Web 2.0 and Computer Reuse

A great societal change is taking place. The new read/write web, now commonly referred to as "Web 2.0," is providing amazing opportunities for the use of computers in education. The ability to write to the web as well as to read from the web is fundamentally altering society, and ushering in a culture of participation the world has never before seen. Children in the poorest slums in Brazil keep online journals and correspond with affluent college students; political prisoners in repressive countries pass notes to family members who post them on blogs with a worldwide readership; families now store, catalog, and then share photo and video memories online. Many observers have likened the advent of these technologies to the invention of the printing press, and it seems likely the comparisons are accurate, and the that societal changes will be just as significant.

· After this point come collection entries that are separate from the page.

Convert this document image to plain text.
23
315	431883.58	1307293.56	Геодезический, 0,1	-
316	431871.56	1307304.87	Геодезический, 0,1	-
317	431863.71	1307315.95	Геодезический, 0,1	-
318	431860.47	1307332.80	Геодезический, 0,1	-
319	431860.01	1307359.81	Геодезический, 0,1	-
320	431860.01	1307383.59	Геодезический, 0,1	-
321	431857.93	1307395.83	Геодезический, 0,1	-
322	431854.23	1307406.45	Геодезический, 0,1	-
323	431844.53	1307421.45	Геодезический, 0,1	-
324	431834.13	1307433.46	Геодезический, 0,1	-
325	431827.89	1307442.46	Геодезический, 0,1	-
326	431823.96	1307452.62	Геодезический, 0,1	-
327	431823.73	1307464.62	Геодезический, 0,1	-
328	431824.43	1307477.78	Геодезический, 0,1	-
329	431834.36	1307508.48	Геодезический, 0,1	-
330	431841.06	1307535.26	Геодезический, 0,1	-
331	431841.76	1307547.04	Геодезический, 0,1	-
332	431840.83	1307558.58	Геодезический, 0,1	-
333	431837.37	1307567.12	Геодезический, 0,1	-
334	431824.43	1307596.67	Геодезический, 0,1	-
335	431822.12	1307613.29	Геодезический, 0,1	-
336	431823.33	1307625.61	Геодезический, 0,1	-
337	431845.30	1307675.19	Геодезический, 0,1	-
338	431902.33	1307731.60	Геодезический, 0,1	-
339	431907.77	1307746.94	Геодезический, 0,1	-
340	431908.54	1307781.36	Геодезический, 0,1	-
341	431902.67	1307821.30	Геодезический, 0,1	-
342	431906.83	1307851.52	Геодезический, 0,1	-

We now face both challenges and opportunities. Just as the invention of moveable type allowed the wide disemmination of all kinds of printed material, both good and bad, the read/write web presents parents and educators with the challenge of a medium where there are both perceived and real dangers. As we sort those challenges out, we have a unique opportunity to teach the technologies of the web to today's youth, and to coach them not only in the appropriate use of these technologies, but in becoming true contributors to the accumulated knowledge of the world.

There is some really good news. The educational applications inherent in Web 2.0 have taken basic computer use well beyond the traditional teaching of office-productivity applications and web research, but the computing power needed for these technologies is actually very low--in many cases, just a web browser is needed. This means that at the very time that we are likely to conclude that we really do need a computer for every student in school, we should now be able to afford them. Current estimates are that close to 100,000 computers are obsoleted in the US every day, less than 5% of which get reused here in this country, but the great majority of which are fully capable of running Web 2.0 applications.

What an incredible opportunity to kill two birds with one stone: to provide computers in classrooms at a time when they can really make a difference, by re-using existing technology.